Ian,
At 09:36 AM 10/26/2007, you wrote:
On 26 Oct 2007 at 9:17, mos wrote:
> I posted this message twice in the past 3 days, and it never gets on the
> mailing list. Why?
> Here it is again:
>
> I have a Text field that contains paragraph text and for security
reasons I
> need to have it encrypted. If I do this, how can I still implement full
> text search on it?
> Also, I have a lot of Float columns that need to be protected but the user
> has to use comparison operators like ">" and "<" on them. Any
recommendations?
Hi,
This is quite a difficult one, and as usual in the field of security
depends on how valuable
the data is and how difficult you want it to be for an attacker to obtain it.
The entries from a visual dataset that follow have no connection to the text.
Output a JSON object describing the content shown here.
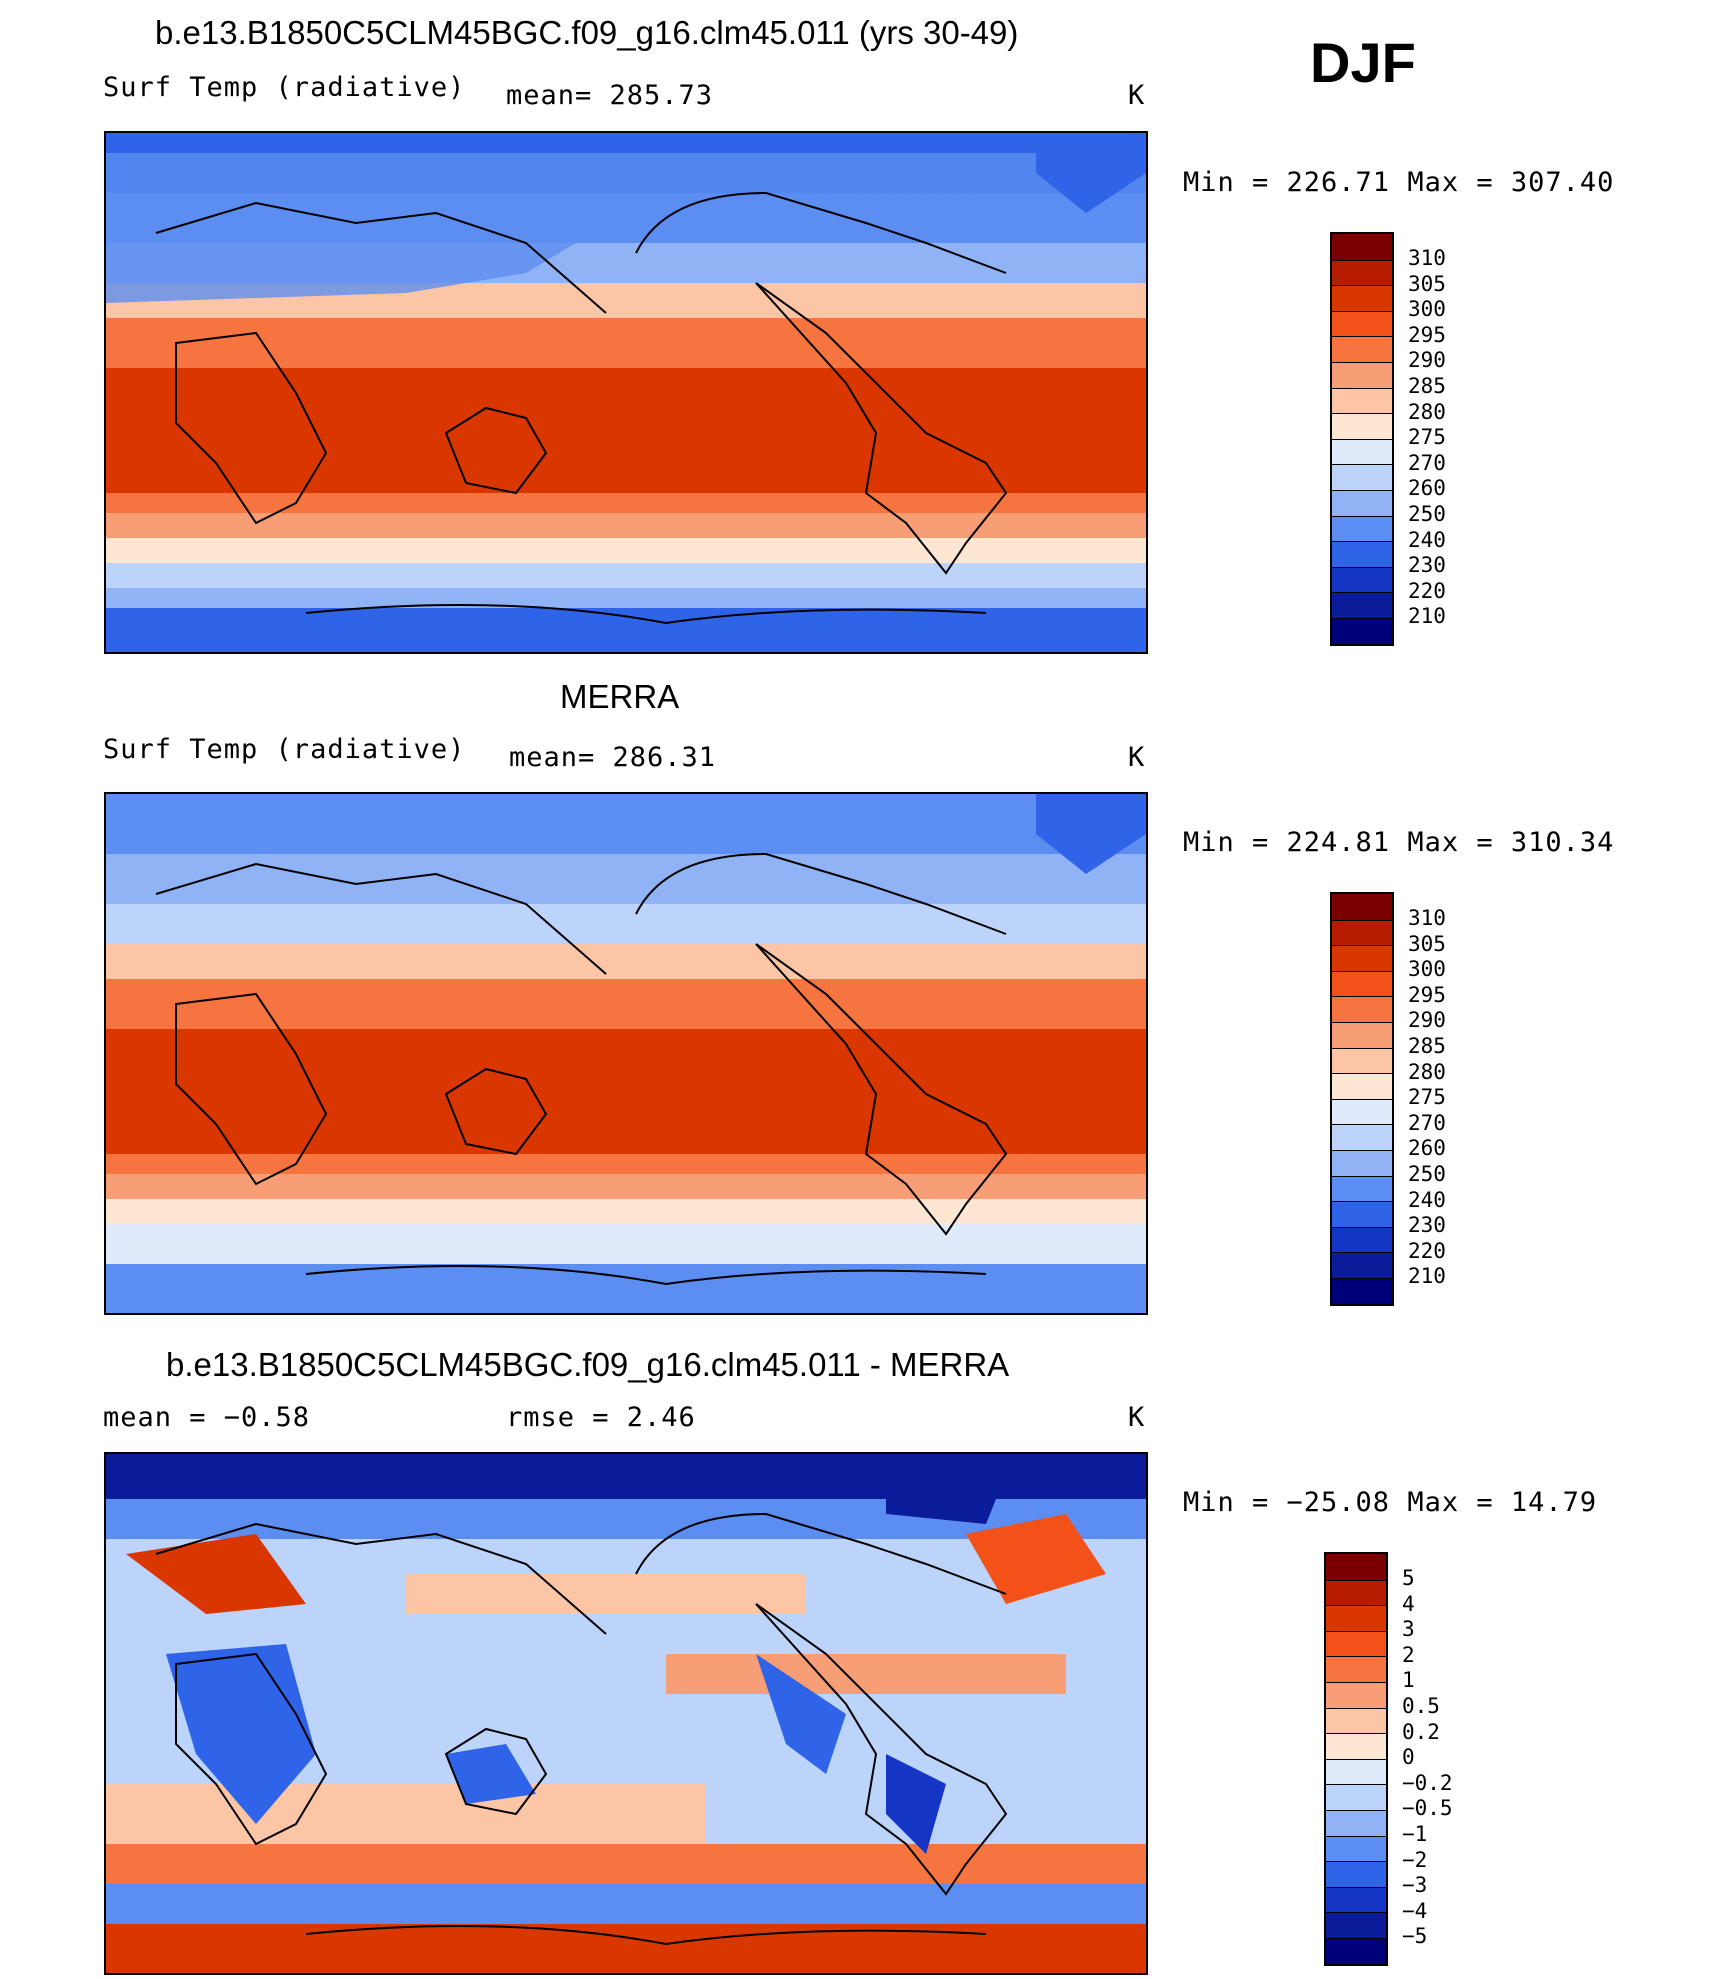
{
  "djf": "DJF",
  "panels": [
    {
      "title": "b.e13.B1850C5CLM45BGC.f09_g16.clm45.011 (yrs 30-49)",
      "subleft": "Surf Temp (radiative)",
      "submid": "mean= 285.73",
      "subright": "K",
      "minmax": "Min = 226.71 Max = 307.40"
    },
    {
      "title": "MERRA",
      "subleft": "Surf Temp (radiative)",
      "submid": "mean= 286.31",
      "subright": "K",
      "minmax": "Min = 224.81 Max = 310.34"
    },
    {
      "title": "b.e13.B1850C5CLM45BGC.f09_g16.clm45.011 - MERRA",
      "subleft": "mean =   −0.58",
      "submid": "rmse =    2.46",
      "subright": "K",
      "minmax": "Min = −25.08 Max =  14.79"
    }
  ],
  "colorbar_temp": {
    "labels": [
      "310",
      "305",
      "300",
      "295",
      "290",
      "285",
      "280",
      "275",
      "270",
      "260",
      "250",
      "240",
      "230",
      "220",
      "210"
    ],
    "colors": [
      "#7a0000",
      "#b51c00",
      "#d93600",
      "#f2521a",
      "#f5743f",
      "#f89e76",
      "#fbc5a6",
      "#fde6d2",
      "#dfeafb",
      "#bcd3fa",
      "#8fb3f5",
      "#5c8df0",
      "#2f63e8",
      "#1536c4",
      "#0a1c9a",
      "#00007a"
    ]
  },
  "colorbar_diff": {
    "labels": [
      "5",
      "4",
      "3",
      "2",
      "1",
      "0.5",
      "0.2",
      "0",
      "−0.2",
      "−0.5",
      "−1",
      "−2",
      "−3",
      "−4",
      "−5"
    ],
    "colors": [
      "#7a0000",
      "#b51c00",
      "#d93600",
      "#f2521a",
      "#f5743f",
      "#f89e76",
      "#fbc5a6",
      "#fde6d2",
      "#dfeafb",
      "#bcd3fa",
      "#8fb3f5",
      "#5c8df0",
      "#2f63e8",
      "#1536c4",
      "#0a1c9a",
      "#00007a"
    ]
  }
}
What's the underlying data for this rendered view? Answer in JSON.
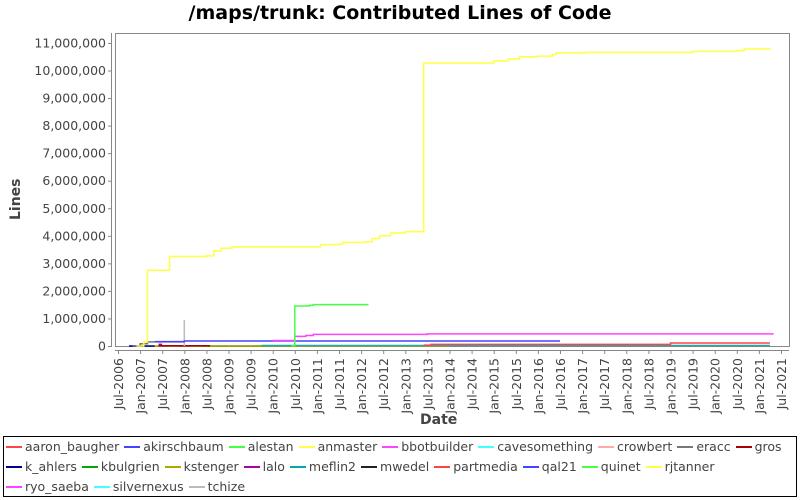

If you let us know what type of data this is and how well it has to be
protected, maybe we
can help more. "security reasons" is a bit vague, but I can understand
that you don't want
to give too much away.
The data is quite valuable because there is a lot of competition in this
particular marketplace and my competitors would like to get their hands on
it. I've spent 5 years writing the software and generating the data. Let's
say for the sake of argument the data is worth $1 million. How do I stop my
competitor from bribing some flunky at the ISP into turning over the backup
of my data or just e-mailing the MySQL password file to him? Also I don't
want anyone at the ISP viewing the data or changing it because I'd be
liable for any data errors.
I can say one thing though, in order for the data to be indexed by MySQL ,
it has to be in
an unencrypted form somewhere in the database. There is no way I know to
get around
this, but I hope someone can correct me :)
I hope so too. :)
There are quite a few databases out there that have transparent encryption
(Blowfish, AES etc.) and I'm wondering why MySQL haven't implemented it,
especially now with the new laws that make the company liable for security
breaches on the web. On the other databases I've used, I haven't noticed
any speed decrease if the table is encrypted.